The printing machines adopted by Wedo are BLT-S210(Build dimension: 105mm×105mm×200mm, W×D×H) and BLT-S310(Build dimension: 250mm×250mm×400mm, W×D×H), which allow for the flexible and rapid printing of personalized custom implants for orthopedic medical devices and the batch printing of standard products on a full chamber basis.
Figure 4: In May 2023, Wedo's innovative Additive Manufacturing Matched Artificial Vertebral Body received the first Class III Medical Device Registration Certificate for the 'LPBF-matched Thoracolumbar Artificial Vertebral Body' Spinal Fusion system in China.

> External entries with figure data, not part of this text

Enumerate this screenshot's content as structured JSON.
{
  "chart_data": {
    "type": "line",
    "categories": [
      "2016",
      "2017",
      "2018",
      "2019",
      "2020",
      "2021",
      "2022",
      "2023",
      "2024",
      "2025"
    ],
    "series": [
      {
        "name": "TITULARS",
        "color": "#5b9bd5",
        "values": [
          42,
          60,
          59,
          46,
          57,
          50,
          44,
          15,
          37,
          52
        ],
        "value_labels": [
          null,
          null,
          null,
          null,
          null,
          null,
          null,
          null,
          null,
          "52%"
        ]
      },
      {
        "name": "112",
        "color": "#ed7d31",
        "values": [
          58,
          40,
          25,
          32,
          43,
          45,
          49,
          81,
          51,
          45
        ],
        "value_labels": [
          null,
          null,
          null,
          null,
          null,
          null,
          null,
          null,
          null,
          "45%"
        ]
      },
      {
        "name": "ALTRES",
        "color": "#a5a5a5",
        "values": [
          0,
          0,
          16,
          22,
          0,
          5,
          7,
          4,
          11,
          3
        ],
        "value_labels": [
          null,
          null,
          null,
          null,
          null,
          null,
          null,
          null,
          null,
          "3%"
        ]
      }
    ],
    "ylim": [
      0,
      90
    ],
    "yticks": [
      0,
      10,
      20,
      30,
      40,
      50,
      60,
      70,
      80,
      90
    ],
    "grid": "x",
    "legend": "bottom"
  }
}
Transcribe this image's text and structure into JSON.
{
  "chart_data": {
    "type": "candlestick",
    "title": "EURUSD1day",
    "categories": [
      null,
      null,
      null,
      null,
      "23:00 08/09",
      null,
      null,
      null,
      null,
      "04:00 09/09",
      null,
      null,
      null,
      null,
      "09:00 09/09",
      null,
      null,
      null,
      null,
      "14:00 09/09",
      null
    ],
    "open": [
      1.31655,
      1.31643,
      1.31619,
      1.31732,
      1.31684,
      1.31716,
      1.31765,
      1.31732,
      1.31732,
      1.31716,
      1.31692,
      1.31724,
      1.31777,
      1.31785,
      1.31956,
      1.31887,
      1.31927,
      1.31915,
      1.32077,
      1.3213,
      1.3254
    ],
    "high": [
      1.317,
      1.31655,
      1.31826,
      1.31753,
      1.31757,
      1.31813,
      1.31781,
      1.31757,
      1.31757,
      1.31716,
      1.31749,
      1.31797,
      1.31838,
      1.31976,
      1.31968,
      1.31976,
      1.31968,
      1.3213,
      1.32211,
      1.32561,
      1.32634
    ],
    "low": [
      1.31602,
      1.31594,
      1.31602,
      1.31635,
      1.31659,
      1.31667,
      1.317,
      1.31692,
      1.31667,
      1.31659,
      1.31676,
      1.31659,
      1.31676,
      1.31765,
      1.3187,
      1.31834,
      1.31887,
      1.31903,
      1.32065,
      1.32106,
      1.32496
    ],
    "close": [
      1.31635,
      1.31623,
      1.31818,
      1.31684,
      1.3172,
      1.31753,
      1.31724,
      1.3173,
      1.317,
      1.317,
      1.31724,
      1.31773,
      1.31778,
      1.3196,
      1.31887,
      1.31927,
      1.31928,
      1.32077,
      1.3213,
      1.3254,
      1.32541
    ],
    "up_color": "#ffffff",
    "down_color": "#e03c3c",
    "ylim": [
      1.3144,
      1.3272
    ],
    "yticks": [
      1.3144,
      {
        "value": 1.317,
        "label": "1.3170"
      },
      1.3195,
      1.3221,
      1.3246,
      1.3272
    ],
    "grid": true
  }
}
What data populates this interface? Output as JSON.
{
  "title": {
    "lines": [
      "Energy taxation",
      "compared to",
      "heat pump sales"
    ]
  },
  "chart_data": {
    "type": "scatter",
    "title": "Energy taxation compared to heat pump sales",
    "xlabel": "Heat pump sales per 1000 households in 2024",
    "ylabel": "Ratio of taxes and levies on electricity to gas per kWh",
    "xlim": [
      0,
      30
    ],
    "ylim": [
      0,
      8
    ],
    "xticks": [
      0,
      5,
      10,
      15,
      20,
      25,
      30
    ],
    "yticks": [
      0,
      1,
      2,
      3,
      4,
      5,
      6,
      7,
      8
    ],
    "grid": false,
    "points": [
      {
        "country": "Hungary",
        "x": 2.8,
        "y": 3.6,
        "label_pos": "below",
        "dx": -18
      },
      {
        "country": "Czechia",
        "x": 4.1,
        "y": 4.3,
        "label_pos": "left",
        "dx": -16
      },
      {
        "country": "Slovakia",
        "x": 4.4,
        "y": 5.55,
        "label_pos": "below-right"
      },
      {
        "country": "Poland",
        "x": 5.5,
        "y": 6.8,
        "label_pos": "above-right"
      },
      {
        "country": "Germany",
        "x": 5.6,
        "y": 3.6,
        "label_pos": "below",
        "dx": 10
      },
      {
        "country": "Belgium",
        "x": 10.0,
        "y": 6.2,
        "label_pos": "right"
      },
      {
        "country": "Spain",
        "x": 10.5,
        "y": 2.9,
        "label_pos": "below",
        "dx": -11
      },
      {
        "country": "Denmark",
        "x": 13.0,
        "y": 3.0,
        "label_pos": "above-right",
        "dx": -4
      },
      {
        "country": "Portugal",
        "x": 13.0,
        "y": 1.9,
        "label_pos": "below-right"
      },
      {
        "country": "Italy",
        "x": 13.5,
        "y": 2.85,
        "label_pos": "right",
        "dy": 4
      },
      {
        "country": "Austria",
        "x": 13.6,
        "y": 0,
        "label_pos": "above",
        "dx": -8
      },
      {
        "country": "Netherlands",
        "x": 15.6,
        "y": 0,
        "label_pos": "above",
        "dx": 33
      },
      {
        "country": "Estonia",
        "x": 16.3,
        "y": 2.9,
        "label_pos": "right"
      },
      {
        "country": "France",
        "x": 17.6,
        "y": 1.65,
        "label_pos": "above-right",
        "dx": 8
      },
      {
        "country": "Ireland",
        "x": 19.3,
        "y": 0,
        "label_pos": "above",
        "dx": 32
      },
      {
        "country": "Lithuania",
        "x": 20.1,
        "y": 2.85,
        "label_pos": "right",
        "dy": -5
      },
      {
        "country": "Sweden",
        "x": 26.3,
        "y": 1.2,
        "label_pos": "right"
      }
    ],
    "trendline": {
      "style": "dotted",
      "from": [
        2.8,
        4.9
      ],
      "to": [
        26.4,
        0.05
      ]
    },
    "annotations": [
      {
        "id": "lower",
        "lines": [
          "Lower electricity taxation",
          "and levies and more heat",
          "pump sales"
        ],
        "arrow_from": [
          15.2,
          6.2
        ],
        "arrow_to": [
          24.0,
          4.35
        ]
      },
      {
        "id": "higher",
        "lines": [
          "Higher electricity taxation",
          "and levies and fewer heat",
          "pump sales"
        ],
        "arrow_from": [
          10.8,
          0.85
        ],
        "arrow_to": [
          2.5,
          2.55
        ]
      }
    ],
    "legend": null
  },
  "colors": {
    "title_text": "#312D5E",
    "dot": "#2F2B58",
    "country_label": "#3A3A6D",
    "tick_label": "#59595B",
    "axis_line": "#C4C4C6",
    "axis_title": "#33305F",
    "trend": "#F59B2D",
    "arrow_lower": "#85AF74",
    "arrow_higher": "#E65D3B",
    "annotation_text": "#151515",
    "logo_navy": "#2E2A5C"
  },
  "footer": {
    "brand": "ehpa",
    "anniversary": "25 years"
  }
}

With the launch and widespread adoption of orthopedic implants such as the 'LPBF-matched Thoracolumbar Artificial Vertebral Body' and WedoCageTM, BLT looks forward to exploring deeper and more sustained innovative collaboration with Wedo. Through metal 3D printing technology, BLT aims to bring benefits to more clinical patients, infusing the field of orthopedic healthcare with greater vitality and possibilities. In the future, BLT will continue to partner with more collaborators in the medical sector, accelerating the development of medical-grade metal materials and innovative products. This effort will empower our customers to provide safer, more precise, adaptable, and efficient solutions for patients. BLT believes that with the support of metal additive manufacturing technology, the application of metal orthopedic implants will continually optimize and enhance the design and performance of medical devices. This will drive ongoing progress and innovation in medical technology, contributing to significant growth and breakthroughs in orthopedic healthcare.